N° RG 25/02503 - N° Portalis DBV3-V-B7J-XETB

(article L.3222-5-1 du Code de la santé publique modifié par la loi n°2022-46 du 22 janvier 2022 renforçant les outils de gestion de la crise sanitaire et modifiant le code de la santé publique)

Copies délivrées le :

à :

[K] [L] [L]

Me Pascale GOUAILHARDOU- CRUZEL

CENTRE HOSPITALIER [8]

Association AT 92

Association ATB

PG

ORDONNANCE

ISOLEMENT

Le 17 Avril 2025

prononcé par mise à disposition au greffe,

Nous Madame Anne THIVELLIER, Conseillère, à la cour d'appel de Versailles, délégué par ordonnance de monsieur le premier président pour statuer en matière d'hospitalisation sous contrainte (article L.3222-5-1 du Code de la santé publique modifié par la loi n°2022-46 du 22 janvier 2022 renforçant les outils de gestion de la crise sanitaire et modifiant le code de la santé publique) assistée de Madame Natacha BOURGUEIL, Greffière, avons rendu l'ordonnance suivante :

ENTRE :

Monsieur [K] [L] [L]

Actuellement hospitalisé au centre hospitalier [8] A [Localité 7]

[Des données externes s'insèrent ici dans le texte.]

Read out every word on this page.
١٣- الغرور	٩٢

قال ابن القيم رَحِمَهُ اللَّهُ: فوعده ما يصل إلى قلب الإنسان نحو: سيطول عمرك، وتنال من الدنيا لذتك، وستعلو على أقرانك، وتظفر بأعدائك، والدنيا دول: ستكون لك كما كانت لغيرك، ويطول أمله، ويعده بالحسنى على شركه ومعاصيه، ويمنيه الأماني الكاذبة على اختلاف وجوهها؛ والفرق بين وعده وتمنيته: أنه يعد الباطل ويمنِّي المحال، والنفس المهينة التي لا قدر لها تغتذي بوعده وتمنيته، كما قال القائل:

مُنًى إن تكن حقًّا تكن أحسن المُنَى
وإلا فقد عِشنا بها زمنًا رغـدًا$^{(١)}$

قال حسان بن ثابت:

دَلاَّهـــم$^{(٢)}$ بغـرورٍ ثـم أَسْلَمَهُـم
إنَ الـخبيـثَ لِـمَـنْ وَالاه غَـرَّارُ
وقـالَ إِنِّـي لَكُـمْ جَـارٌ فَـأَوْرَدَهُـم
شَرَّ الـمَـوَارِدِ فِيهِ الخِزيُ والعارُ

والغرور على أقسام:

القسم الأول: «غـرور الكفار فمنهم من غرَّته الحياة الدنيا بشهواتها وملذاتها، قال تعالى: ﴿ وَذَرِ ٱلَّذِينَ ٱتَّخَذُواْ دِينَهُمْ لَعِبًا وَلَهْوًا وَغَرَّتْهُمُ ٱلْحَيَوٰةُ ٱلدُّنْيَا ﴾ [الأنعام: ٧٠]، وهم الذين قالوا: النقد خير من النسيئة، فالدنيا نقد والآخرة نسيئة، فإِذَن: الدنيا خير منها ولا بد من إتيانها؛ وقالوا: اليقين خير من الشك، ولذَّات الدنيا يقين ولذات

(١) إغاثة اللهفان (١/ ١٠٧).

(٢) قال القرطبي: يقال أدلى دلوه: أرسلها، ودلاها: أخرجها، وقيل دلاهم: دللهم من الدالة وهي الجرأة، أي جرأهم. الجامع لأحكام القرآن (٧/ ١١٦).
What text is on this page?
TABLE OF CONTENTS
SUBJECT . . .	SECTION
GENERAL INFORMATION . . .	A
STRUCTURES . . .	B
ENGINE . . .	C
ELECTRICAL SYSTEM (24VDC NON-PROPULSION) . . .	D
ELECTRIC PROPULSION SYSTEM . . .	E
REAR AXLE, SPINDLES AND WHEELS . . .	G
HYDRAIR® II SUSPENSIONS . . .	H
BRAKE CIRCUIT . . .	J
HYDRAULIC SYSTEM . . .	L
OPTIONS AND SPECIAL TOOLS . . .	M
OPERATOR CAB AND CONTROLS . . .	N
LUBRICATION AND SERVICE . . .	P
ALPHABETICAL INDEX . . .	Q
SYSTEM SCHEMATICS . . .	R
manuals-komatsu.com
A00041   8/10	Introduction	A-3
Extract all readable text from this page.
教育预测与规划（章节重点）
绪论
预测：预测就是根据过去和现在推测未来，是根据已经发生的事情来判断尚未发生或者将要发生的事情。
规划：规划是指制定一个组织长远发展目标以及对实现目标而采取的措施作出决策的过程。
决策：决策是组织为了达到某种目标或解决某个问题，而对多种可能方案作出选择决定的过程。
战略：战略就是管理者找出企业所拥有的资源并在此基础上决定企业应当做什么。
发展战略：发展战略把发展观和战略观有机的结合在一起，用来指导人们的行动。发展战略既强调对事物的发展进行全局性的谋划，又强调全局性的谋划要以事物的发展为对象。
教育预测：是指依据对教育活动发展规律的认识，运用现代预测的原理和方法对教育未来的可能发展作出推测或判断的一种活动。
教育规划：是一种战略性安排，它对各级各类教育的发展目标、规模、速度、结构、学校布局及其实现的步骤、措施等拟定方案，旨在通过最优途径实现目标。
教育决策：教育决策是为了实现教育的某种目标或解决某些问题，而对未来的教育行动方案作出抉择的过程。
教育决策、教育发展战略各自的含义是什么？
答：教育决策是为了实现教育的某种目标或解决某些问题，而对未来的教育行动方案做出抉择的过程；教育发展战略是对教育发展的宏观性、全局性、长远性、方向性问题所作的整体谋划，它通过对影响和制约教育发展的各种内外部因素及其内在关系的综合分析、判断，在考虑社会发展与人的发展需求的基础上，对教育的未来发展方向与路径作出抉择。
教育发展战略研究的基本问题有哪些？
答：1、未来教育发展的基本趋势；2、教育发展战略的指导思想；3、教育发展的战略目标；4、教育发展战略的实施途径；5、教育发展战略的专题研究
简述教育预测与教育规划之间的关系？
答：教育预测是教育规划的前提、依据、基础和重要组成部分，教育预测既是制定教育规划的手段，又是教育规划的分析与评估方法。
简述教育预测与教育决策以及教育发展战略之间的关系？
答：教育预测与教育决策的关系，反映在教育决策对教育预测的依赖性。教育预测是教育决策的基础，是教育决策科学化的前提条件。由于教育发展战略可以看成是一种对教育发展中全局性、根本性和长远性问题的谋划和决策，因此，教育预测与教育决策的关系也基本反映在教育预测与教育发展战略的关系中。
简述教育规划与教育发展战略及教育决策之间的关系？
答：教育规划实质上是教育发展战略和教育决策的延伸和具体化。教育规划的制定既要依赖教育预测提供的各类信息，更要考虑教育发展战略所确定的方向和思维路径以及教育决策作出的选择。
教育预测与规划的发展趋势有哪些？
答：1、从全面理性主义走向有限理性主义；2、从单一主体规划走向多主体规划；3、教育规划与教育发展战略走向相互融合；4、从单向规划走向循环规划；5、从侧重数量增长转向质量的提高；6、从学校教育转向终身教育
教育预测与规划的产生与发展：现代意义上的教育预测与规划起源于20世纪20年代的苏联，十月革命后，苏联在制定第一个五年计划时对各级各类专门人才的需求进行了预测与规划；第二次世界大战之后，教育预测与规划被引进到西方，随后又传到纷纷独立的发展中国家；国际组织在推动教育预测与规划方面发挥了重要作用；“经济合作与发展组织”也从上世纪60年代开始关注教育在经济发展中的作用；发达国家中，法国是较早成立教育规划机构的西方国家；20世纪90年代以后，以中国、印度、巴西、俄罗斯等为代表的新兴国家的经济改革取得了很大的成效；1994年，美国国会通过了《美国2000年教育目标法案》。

représenté par Me Pascale GOUAILHARDOU-CRUZEL, avocat - barreau de HAUTS-DE-SEINE, vestiaire : 177

APPELANT

ET :

CENTRE HOSPITALIER [8]

[Adresse 3]

[Localité 6]

Non représenté

Association AT 92

prise en la personne de Madame [I], curatrice de M. [K] [L] [L]

[Adresse 2]

[Localité 5]

Non représentée

Association ATB

curatrice de M. [K] [L] [L]

[Adresse 1]

[Localité 4]

Non représentée

INTIMEES

ET COMME PARTIE JOINTE :

M. LE PROCUREUR GENERAL DE LA COUR D'APPEL DE VERSAILLES

ayant rédigé un avis

ayan

Vu l'article 17 de la loi n°2022-46 du 22 janvier 2022 renforçant les outils de gestion de la crise sanitaire et modifiant le code de la santé publique ;

Vu le décret n°2022-419 du 23 mars 2022 relatif à la procédure applicable devant le magistrat du siège du tribunal judiciaire en matière d'isolement et de contention mis en 'uvre dans le cadre de soins psychiatriques sans consentement ;

Vu l'hospitalisation psychiatrique complète dont fait l'objet :

Monsieur [K] [L] [L]

né le 7 août 1991 au Gabon

Vu la dernière décision du 9 avril 2025 à 20h20 aux termes de laquelle le magistrat désigné du tribunal judiciaire de Nanterre a dit que la mesure d'isolement ordonnée dans le cadre de l'hospitalisation psychiatrique complète dont fait l'objet M. [K] [L] [L] sera maintenue';

Vu la saisine en date du 15 avril 2025 à 14h03 émanant du directeur du groupe hospitalier [8]';

Vu la décision du 15 avril 2025 à 17h13, notifiée le 16 avril 2025, aux termes de laquelle le magistrat désigné du tribunal judiciaire de Nanterre a dit que la mesure d'isolement ordonnée dans le cadre de l'hospitalisation psychiatrique complète dont fait l'objet M. [K] [L] [L] sera maintenue';

Vu l'appel interjeté par Maître Pascale Gouailhardou-Cruzel, conseil de M. [K] [L] [L], le 16 avril 2025 à 17h19';

Vu les observations écrites du conseil du patient contenues dans la déclaration d'appel demandant l'infirmation de l'ordonnance entreprise et la mainlevée de l'isolement de M. [K] [L] [L] aux motifs':

- du non-respect des dispositions de l'article L. 3222-5-1 du code de la santé publique en l'absence des deux évaluations dans le délai de 24 heures, M. [K] [L] [L] ayant vu un médecin le 11 avril à 15h52 puis le 12 avril à 11h31 et 16h15, de sorte que dans l'intervalle entre le 11 avril 15h52 et le 12 avril 15h52, il n'a vu le médecin qu'une seule fois et non à deux reprises comme prescrit par la loi, relevant en outre que ce délai de presque 20 heures entre le 11 avril 15h52 et le 12 avril à 11h31 doit être considéré comme largement excessif et bien au-delà d'une évaluation toutes les 12 heures comme le prévoit la loi';

- d'une atteinte aux droits de la défense en ce qu'elle n'a pu s'entretenir avec le patient, l'agent d'accueil et donc l'hôpital ayant fait obstacle à cette communication'; qu'il paraît en outre difficile pour un avocat de prouver qu'il n'a pu s'entretenir avec son client sauf à enregistrer la conversation téléphonique outre que cela pose question sur la confiance donnée en la parole de son avocat.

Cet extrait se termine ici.